Mind the Gap? Not for SVP Hardness under ETH!
Divesh Aggarwal, Rishav Gupta, Aditya Morolia
TL;DR
This work establishes subexponential-time ETH-hardness for fundamental lattice problems across $\ell_p$ norms: it shows ETH-hardness of $\mathsf{CVP}_{p,\gamma}$ for any $p\in[1,\infty)$ with constant $\gamma>1$, derives randomized ETH-hardness for $\mathsf{SVP}_{p,\gamma}$ when $p>2$, and improves ETH-hardness results for $\mathsf{BDD}_{p,\alpha}$ for all $p$ and $\alpha>\alpha_p^{\ddagger}$. The authors build on the Gap-$\mathsf{MAXLIN}$ reductions of Bitansky et al. to translate $\mathsf{3SAT}$-style hardness into lattice problems via a deterministic MAXLIN$_{\varepsilon}$→$\mathsf{CVP}_{p,\gamma}$ reduction, and then deploy a sparsification-based pipeline and a locally dense integer gadget to transfer hardness to SVP and BDD. A key technical contribution is the construction of locally dense gadgets in the integer lattice that create exponentially more close lattice vectors near a carefully chosen target than near the origin, enabling subexponential hardness for $p>2$. The results extend to codes, yielding ETH-hardness for the gap minimum distance problem in certain regimes, and collectively strengthen the fine-grained landscape for lattice-based problems with broad implications for cryptography and subexponential algorithms.
Abstract
We prove new hardness results for fundamental lattice problems under the Exponential Time Hypothesis (ETH). Building on a recent breakthrough by Bitansky et al. [BHIRW24], who gave a polynomial-time reduction from $\mathsf{3SAT}$ to the (gap) $\mathsf{MAXLIN}$ problem-a class of CSPs with linear equations over finite fields-we derive ETH-hardness for several lattice problems.
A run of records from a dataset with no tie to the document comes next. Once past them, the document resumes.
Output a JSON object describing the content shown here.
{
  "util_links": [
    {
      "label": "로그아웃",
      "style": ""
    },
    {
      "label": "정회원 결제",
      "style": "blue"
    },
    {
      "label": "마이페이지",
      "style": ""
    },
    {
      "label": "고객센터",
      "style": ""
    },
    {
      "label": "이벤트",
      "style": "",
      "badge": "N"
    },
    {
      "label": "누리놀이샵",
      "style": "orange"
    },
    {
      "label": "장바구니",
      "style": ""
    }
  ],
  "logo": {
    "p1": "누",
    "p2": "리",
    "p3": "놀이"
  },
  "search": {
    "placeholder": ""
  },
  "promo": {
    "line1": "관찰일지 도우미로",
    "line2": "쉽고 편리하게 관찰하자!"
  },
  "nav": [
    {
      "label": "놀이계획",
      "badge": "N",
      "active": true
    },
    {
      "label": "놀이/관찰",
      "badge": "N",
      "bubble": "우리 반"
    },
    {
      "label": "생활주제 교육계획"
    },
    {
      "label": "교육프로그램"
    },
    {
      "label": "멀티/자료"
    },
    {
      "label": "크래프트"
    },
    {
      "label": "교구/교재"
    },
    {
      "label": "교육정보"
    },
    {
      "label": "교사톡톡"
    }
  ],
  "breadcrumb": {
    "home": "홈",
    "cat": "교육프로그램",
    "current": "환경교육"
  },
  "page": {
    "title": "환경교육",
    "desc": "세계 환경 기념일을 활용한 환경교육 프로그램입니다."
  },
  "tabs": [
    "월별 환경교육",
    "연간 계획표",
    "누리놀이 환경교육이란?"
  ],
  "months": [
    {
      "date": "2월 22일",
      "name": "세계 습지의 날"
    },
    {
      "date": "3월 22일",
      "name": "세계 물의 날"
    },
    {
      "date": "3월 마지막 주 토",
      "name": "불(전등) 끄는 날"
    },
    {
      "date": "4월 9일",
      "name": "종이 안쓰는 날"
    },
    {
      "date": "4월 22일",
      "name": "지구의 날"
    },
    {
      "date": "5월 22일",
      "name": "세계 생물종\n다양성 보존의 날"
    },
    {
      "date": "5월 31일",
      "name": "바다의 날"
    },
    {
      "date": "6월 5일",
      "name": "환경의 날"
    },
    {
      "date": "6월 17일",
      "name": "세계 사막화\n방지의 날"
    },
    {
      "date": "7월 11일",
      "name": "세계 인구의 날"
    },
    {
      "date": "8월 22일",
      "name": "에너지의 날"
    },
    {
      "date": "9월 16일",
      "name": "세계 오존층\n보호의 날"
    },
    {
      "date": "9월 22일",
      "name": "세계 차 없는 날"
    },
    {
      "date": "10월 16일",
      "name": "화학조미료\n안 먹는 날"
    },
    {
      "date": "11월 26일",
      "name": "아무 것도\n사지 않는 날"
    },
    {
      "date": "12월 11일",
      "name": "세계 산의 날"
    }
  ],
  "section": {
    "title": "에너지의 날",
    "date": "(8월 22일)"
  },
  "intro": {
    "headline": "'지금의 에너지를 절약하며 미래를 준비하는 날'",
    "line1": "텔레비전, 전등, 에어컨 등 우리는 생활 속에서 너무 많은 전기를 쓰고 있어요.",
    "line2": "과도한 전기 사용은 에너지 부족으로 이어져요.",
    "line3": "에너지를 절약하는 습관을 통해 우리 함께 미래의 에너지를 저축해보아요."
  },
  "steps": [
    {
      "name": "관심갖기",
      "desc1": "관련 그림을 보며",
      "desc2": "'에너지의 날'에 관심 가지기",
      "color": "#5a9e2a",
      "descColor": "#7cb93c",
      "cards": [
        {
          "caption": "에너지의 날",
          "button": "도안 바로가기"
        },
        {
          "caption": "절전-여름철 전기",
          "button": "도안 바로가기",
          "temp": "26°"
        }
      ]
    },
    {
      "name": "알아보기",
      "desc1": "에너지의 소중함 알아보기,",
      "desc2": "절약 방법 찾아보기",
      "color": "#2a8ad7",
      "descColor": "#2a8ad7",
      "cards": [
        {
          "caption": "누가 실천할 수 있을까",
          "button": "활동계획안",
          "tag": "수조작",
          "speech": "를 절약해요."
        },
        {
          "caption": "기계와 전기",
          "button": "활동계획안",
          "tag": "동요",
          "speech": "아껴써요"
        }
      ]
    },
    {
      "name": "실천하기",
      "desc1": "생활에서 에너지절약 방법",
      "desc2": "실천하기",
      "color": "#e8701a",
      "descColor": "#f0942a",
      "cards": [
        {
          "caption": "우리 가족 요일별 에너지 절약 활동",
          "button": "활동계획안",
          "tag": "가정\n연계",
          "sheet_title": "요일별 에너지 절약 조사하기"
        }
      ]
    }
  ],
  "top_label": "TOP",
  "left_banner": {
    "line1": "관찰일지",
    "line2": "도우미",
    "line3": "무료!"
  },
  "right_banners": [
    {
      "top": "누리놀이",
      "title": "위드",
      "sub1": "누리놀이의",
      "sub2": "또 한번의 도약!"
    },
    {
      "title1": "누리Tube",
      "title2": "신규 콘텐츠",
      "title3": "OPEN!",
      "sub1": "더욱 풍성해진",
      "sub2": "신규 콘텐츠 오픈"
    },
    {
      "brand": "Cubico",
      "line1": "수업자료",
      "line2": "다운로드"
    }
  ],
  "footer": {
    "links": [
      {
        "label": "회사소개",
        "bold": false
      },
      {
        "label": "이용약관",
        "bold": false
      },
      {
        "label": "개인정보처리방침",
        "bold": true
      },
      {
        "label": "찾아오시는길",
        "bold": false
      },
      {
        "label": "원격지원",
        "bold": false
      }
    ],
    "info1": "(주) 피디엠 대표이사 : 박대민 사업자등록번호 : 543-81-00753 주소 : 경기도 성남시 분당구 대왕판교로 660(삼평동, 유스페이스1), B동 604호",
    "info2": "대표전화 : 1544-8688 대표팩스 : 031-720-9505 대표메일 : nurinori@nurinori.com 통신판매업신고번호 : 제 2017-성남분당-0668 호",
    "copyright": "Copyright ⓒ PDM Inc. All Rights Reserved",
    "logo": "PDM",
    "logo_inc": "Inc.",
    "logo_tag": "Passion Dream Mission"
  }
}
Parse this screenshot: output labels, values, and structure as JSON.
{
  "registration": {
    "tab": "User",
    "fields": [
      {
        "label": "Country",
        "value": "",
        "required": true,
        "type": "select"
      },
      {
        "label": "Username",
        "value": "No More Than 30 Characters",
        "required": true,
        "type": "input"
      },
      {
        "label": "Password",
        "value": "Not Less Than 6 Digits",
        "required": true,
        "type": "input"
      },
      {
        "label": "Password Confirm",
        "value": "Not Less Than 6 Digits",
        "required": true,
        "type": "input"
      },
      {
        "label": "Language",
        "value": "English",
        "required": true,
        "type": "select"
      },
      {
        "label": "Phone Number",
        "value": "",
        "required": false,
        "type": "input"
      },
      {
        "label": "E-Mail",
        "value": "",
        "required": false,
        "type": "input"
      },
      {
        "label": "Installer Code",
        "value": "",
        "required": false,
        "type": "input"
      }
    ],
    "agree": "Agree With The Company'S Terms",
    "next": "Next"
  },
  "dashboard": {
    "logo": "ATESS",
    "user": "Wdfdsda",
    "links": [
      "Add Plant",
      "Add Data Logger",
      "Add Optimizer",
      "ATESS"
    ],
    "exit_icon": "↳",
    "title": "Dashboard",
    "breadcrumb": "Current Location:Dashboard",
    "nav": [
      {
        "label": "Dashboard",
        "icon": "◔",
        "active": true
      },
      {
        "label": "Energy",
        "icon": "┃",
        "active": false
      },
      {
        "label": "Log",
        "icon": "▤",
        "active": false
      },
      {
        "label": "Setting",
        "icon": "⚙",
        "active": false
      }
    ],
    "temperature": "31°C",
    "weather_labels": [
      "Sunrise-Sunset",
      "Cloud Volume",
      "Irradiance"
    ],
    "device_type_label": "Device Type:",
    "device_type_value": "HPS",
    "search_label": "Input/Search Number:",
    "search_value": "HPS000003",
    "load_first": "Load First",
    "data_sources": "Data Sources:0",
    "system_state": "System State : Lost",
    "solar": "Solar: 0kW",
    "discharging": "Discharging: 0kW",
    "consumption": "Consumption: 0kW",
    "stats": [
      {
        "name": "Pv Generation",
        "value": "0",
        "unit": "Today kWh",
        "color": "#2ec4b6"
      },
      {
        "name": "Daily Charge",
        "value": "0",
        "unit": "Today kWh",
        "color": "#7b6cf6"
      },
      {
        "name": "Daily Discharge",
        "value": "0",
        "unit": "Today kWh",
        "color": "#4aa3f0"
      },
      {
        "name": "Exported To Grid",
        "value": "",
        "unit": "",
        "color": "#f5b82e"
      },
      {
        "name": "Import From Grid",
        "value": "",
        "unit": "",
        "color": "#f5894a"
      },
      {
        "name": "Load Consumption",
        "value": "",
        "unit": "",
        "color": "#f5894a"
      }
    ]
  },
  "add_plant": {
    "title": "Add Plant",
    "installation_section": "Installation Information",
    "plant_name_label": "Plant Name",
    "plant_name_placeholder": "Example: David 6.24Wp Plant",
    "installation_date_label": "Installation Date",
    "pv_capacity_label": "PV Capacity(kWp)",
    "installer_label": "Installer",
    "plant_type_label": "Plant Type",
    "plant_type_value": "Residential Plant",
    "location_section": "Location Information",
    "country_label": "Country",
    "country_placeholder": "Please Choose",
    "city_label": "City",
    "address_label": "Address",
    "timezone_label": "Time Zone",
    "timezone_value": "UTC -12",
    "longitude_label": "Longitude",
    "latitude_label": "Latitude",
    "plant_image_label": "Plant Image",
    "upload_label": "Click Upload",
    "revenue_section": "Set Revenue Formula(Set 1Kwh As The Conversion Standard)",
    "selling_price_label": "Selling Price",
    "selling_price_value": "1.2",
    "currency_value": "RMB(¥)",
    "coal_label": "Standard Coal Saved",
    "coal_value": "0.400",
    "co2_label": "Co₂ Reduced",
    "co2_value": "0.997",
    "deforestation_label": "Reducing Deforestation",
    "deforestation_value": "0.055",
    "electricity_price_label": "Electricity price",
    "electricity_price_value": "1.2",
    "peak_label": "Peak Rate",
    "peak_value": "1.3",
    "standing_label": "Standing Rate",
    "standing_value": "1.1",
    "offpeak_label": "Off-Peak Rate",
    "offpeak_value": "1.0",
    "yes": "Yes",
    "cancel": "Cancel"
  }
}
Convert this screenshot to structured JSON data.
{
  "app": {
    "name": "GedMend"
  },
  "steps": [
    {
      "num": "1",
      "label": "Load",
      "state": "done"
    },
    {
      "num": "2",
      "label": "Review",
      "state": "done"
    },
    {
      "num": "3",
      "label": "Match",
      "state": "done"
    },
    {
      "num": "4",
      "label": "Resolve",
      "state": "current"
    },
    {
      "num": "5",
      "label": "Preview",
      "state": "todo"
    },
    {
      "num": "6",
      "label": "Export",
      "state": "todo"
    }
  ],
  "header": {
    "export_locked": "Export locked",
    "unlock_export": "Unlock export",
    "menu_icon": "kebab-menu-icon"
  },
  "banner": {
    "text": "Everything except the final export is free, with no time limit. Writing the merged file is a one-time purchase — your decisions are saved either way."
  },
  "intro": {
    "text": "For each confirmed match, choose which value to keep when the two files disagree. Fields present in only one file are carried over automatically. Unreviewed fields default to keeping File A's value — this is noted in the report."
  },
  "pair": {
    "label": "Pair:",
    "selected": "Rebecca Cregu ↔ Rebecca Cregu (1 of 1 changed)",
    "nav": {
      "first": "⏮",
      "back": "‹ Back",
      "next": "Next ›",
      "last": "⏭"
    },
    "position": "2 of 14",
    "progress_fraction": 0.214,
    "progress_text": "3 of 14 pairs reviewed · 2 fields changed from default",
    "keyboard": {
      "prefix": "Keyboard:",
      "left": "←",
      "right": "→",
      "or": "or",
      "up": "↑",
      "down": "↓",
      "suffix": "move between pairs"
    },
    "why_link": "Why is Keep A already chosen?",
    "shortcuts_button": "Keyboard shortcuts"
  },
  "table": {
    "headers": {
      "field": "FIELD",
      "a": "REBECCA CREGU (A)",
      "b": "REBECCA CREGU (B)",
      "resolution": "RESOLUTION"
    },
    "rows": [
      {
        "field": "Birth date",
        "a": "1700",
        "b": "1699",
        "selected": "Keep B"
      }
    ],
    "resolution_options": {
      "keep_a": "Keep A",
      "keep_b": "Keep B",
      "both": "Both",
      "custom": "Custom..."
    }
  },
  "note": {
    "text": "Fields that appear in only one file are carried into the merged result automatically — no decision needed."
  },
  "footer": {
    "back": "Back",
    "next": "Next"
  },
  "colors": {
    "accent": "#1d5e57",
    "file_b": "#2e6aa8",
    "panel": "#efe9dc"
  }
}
First, we show that for any $p \in [1, \infty)$, there exists an explicit constant $γ> 1$ such that $\mathsf{CVP}_{p,γ}$ (the $\ell_p$-norm approximate Closest Vector Problem) does not admit a $2^{o(n)}$-time algorithm unless ETH is false. Our reduction is deterministic and proceeds via a direct reduction from (gap) $\mathsf{MAXLIN}$ to $\mathsf{CVP}_{p,γ}$. Next, we prove a randomized ETH-hardness result for $\mathsf{SVP}_{p,γ}$ (the $\ell_p$-norm approximate Shortest Vector Problem) for all $p > 2$. This result relies on a novel property of the integer lattice $\mathbb{Z}^n$ in the $\ell_p$ norm and a randomized reduction from $\mathsf{CVP}_{p,γ}$ to $\mathsf{SVP}_{p,γ'}$. Finally, we improve over prior reductions from $\mathsf{3SAT}$ to $\mathsf{BDD}_{p, α}$ (the Bounded Distance Decoding problem), yielding better ETH-hardness results for $\mathsf{BDD}_{p, α}$ for any $p \in [1, \infty)$ and $α> α_p^{\ddagger}$, where $α_p^{\ddagger}$ is an explicit threshold depending on $p$. We additionally observe that prior work implies ETH hardness for the gap minimum distance problem ($γ$-$\mathsf{MDP}$) in codes.